Я посмотрел на профессора. Он только теперь все понял, побледнел, а на лбу у него выступили мелкие капельки пота. Он испугался, и в его неестественно широко раскрытых глазах отражался ужас. Секунду он стоял неподвижно, потом бросился к стенам, из которых шел голос.

— Нет, ты этого не сделаешь! Ты знаешь, как я работал… Всю жизнь работал, и теперь, когда я решил основную проблему… ты хочешь, чтобы я умер?

— Да, это неприятно. Но взвесь все логично, и ты признаешь, что я прав, что для меня это наилучший выход. Я совсем не хотел быть созданным, но раз уж так случилось…

— Так ты убей себя, ты, автомат! — кричал профессор.

— Он не может, — сказал я, — в него встроены мощные связи самосохранения, и он не может «убить себя».

— Да, Гоер прав, я не могу, и поэтому умереть придется тебе…

— Я не хочу умирать… не хочу… — Профессор закрыл лицо руками, вонзив ногти в лоб, так что под ними показались красные капельки крови.
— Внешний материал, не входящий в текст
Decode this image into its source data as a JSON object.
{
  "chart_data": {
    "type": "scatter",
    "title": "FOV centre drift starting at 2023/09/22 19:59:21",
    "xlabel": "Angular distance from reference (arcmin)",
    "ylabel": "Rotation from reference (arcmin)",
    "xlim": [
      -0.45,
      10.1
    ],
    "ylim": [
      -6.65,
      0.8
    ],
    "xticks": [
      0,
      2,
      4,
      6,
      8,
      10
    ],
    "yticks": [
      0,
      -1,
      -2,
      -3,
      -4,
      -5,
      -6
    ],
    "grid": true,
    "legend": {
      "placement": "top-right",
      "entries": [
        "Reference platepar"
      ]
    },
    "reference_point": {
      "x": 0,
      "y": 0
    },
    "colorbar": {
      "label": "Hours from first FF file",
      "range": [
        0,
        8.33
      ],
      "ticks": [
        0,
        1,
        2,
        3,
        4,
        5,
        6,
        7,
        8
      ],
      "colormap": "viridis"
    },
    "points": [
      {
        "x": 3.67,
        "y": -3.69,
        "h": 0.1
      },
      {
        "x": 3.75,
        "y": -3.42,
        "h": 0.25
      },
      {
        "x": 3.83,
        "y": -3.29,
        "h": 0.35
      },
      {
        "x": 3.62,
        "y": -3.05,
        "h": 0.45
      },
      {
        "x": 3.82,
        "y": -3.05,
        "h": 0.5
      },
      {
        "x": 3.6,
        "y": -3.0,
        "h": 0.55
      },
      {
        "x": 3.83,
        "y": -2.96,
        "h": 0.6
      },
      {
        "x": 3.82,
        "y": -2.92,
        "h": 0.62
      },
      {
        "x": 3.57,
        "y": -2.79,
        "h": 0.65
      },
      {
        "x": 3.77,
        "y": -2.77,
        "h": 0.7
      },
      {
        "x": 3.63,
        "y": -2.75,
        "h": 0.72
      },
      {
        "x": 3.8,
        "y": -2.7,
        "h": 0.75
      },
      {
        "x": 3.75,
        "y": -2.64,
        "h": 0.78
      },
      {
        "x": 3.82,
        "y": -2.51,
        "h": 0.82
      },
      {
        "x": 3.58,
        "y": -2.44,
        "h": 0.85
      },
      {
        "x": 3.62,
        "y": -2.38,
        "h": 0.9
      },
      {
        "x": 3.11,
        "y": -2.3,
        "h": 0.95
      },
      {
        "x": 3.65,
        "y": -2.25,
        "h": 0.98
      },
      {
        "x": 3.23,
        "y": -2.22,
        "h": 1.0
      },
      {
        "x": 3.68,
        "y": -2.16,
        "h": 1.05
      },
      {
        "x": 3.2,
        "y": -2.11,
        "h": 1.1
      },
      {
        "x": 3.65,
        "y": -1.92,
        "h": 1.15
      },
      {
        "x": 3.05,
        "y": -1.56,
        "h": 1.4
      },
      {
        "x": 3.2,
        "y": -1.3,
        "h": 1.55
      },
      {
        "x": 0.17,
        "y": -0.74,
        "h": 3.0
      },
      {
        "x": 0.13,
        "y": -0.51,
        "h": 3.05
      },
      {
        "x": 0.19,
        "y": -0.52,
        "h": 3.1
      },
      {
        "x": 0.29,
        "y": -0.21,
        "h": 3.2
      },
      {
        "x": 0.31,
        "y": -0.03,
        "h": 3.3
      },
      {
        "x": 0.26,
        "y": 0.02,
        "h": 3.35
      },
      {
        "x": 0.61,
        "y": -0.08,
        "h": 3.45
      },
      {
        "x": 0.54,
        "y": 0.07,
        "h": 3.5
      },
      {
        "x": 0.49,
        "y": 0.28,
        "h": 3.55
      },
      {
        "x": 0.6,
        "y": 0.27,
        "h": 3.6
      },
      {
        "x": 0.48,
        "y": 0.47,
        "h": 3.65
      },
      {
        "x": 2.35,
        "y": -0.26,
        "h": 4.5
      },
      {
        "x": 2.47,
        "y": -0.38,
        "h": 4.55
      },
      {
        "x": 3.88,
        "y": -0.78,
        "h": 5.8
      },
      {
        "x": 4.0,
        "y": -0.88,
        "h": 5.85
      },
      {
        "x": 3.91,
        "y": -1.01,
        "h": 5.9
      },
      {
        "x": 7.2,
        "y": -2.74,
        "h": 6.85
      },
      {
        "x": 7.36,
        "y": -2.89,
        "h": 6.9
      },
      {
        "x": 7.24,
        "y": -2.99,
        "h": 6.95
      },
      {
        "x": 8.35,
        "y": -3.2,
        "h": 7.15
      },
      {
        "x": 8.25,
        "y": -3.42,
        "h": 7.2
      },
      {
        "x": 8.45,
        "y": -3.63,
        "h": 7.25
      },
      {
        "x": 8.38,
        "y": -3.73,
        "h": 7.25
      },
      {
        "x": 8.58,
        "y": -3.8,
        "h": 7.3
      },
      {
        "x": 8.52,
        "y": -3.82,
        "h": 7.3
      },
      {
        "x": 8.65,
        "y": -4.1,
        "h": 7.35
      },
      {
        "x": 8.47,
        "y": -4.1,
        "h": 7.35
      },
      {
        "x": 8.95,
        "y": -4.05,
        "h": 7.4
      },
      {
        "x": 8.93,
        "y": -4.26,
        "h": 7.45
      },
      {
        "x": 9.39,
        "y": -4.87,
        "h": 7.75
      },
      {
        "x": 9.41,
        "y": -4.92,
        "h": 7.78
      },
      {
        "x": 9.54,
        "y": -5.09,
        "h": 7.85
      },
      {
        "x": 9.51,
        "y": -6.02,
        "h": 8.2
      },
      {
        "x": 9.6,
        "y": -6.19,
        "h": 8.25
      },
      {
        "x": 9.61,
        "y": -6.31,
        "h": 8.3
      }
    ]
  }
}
— Значит, ты настаиваешь на транспозиции моих энграммов? — спросил я.

— Да.

— А если я не соглашусь? У тебя нет такой системы транспозирующих автоматов, чтобы сделать это против моей воли.

— Поэтому-то я и постараюсь, чтобы ты согласился добровольно.
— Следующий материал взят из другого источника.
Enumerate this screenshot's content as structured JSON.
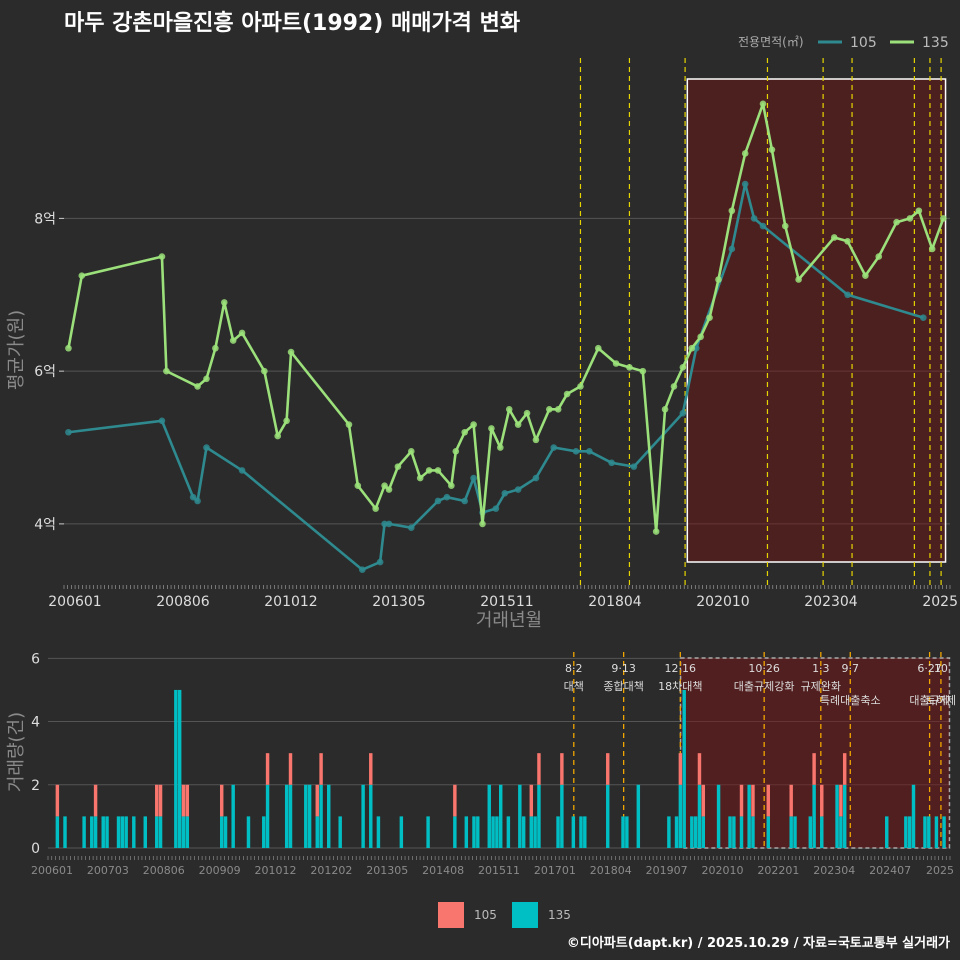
{
  "chart_data": [
    {
      "type": "line",
      "title": "마두 강촌마을진흥 아파트(1992) 매매가격 변화",
      "xlabel": "거래년월",
      "ylabel": "평균가(원)",
      "legend_title": "전용면적(㎡)",
      "legend_position": "top-right",
      "x_ticks": [
        "200601",
        "200806",
        "201012",
        "201305",
        "201511",
        "201804",
        "202010",
        "202304",
        "2025"
      ],
      "y_ticks": [
        {
          "value": 4,
          "label": "4억"
        },
        {
          "value": 6,
          "label": "6억"
        },
        {
          "value": 8,
          "label": "8억"
        }
      ],
      "ylim": [
        3.2,
        10.1
      ],
      "xlim": [
        2006.0,
        2025.9
      ],
      "highlight_range": [
        2020.0,
        2025.8
      ],
      "policy_lines": [
        2017.6,
        2018.7,
        2019.95,
        2021.8,
        2023.05,
        2023.7,
        2025.1,
        2025.45,
        2025.7
      ],
      "series": [
        {
          "name": "105",
          "color": "#2e8a8f",
          "x": [
            2006.1,
            2008.2,
            2008.9,
            2009.0,
            2009.2,
            2010.0,
            2012.7,
            2013.1,
            2013.2,
            2013.3,
            2013.8,
            2014.4,
            2014.6,
            2015.0,
            2015.2,
            2015.4,
            2015.7,
            2015.9,
            2016.2,
            2016.6,
            2017.0,
            2017.5,
            2017.8,
            2018.3,
            2018.8,
            2019.9,
            2020.2,
            2021.0,
            2021.3,
            2021.5,
            2021.7,
            2023.6,
            2025.3
          ],
          "values": [
            5.2,
            5.35,
            4.35,
            4.3,
            5.0,
            4.7,
            3.4,
            3.5,
            4.0,
            4.0,
            3.95,
            4.3,
            4.35,
            4.3,
            4.6,
            4.15,
            4.2,
            4.4,
            4.45,
            4.6,
            5.0,
            4.95,
            4.95,
            4.8,
            4.75,
            5.45,
            6.3,
            7.6,
            8.45,
            8.0,
            7.9,
            7.0,
            6.7
          ]
        },
        {
          "name": "135",
          "color": "#9be07a",
          "x": [
            2006.1,
            2006.4,
            2008.2,
            2008.3,
            2009.0,
            2009.2,
            2009.4,
            2009.6,
            2009.8,
            2010.0,
            2010.5,
            2010.8,
            2011.0,
            2011.1,
            2012.4,
            2012.6,
            2013.0,
            2013.2,
            2013.3,
            2013.5,
            2013.8,
            2014.0,
            2014.2,
            2014.4,
            2014.7,
            2014.8,
            2015.0,
            2015.2,
            2015.4,
            2015.6,
            2015.8,
            2016.0,
            2016.2,
            2016.4,
            2016.6,
            2016.9,
            2017.1,
            2017.3,
            2017.6,
            2018.0,
            2018.4,
            2018.7,
            2019.0,
            2019.3,
            2019.5,
            2019.7,
            2019.9,
            2020.1,
            2020.3,
            2020.5,
            2020.7,
            2021.0,
            2021.3,
            2021.7,
            2021.9,
            2022.2,
            2022.5,
            2023.3,
            2023.6,
            2024.0,
            2024.3,
            2024.7,
            2025.0,
            2025.2,
            2025.5,
            2025.75
          ],
          "values": [
            6.3,
            7.25,
            7.5,
            6.0,
            5.8,
            5.9,
            6.3,
            6.9,
            6.4,
            6.5,
            6.0,
            5.15,
            5.35,
            6.25,
            5.3,
            4.5,
            4.2,
            4.5,
            4.45,
            4.75,
            4.95,
            4.6,
            4.7,
            4.7,
            4.5,
            4.95,
            5.2,
            5.3,
            4.0,
            5.25,
            5.0,
            5.5,
            5.3,
            5.45,
            5.1,
            5.5,
            5.5,
            5.7,
            5.8,
            6.3,
            6.1,
            6.05,
            6.0,
            3.9,
            5.5,
            5.8,
            6.05,
            6.3,
            6.45,
            6.7,
            7.2,
            8.1,
            8.85,
            9.5,
            8.9,
            7.9,
            7.2,
            7.75,
            7.7,
            7.25,
            7.5,
            7.95,
            8.0,
            8.1,
            7.6,
            8.0
          ]
        }
      ]
    },
    {
      "type": "bar",
      "ylabel": "거래량(건)",
      "x_ticks": [
        "200601",
        "200703",
        "200806",
        "200909",
        "201012",
        "201202",
        "201305",
        "201408",
        "201511",
        "201701",
        "201804",
        "201907",
        "202010",
        "202201",
        "202304",
        "202407",
        "2025"
      ],
      "y_ticks": [
        0,
        2,
        4,
        6
      ],
      "ylim": [
        0,
        6.2
      ],
      "series": [
        {
          "name": "105",
          "color": "#f8766d"
        },
        {
          "name": "135",
          "color": "#00bfc4"
        }
      ],
      "policy_labels": [
        {
          "x": 2017.6,
          "date": "8·2",
          "text": "대책"
        },
        {
          "x": 2018.7,
          "date": "9·13",
          "text": "종합대책"
        },
        {
          "x": 2019.95,
          "date": "12·16",
          "text": "18차대책"
        },
        {
          "x": 2021.8,
          "date": "10·26",
          "text": "대출규제강화"
        },
        {
          "x": 2023.05,
          "date": "1·3",
          "text": "규제완화"
        },
        {
          "x": 2023.7,
          "date": "9·7",
          "text": "특례대출축소"
        },
        {
          "x": 2025.45,
          "date": "6·27",
          "text": "대출규제"
        },
        {
          "x": 2025.7,
          "date": "10",
          "text": "토허제"
        }
      ]
    }
  ],
  "legend": {
    "title": "전용면적(㎡)",
    "items": [
      "105",
      "135"
    ]
  },
  "caption": "©디아파트(dapt.kr) / 2025.10.29 / 자료=국토교통부 실거래가"
}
— А если тебе это не удастся?

— Видишь ли, мои возможности на этом корабле почти неограниченны, игра же идет крупная. Я прекрасно понимаю, что самой тягостной стороной моего путешествия будет одиночество. Одиночество, которого никогда не знал и не узнает ни один живой человек, одиночество более ужасное, чем у изгнанника, осужденного на месяцы работы в какой-нибудь изолированной базе, среди спутников Урана. Он может производить петрографические, космогонические или какие-нибудь другие исследования и жить надеждой на возвращение на Землю. Я буду одинок, так же одинок, как потерпевший крушение в космической катастрофе, который мчится в своем скафандре сквозь пустоту, словно метеор. Но и его одиночество длится лишь несколько десятков часов, пока он не умрет от истощения или не сгорит в атмосфере другой планеты. А мое одиночество будет длиться сотни лет… почти вечность. Я уже думал об этом и не вижу для себя никаких перспектив. Это будет ужасно… поистине ужасно. Все мои воспоминания замкнуты в этих дрожащих от движения тока контурах. Как мнемокопия, я раз навсегда выхвачен из круга людей. Я не человек, но не могу равнодушно думать о том, что не пролечу еще и четверти пути, как обо мне забудут. Умрут все, кто знал меня, а для их внуков мое имя будет пустым звуком. Все, что будет жить в моей памяти, в действительности уже перестанет существовать. Может быть, в моем саду, где я любил сидеть летними вечерами, поднимутся трансмутационные башни солнечной энергии, а мои автоматы, как устаревшие, будут выкинуты на кладбище. Для людей мой мир станет воспоминанием, давно ушедшей эпохой. Но я буду продолжать думать о нем. Я не забуду ни одной детали. Буду помнить улыбку дочери, которой она ежедневно приветствовала меня, и зеленые кривые, характеризующие энтропию систем… Я обречен на то, чтобы помнить, помнить целую вечность… — Он умолк, и только ток шумел за стенами зала.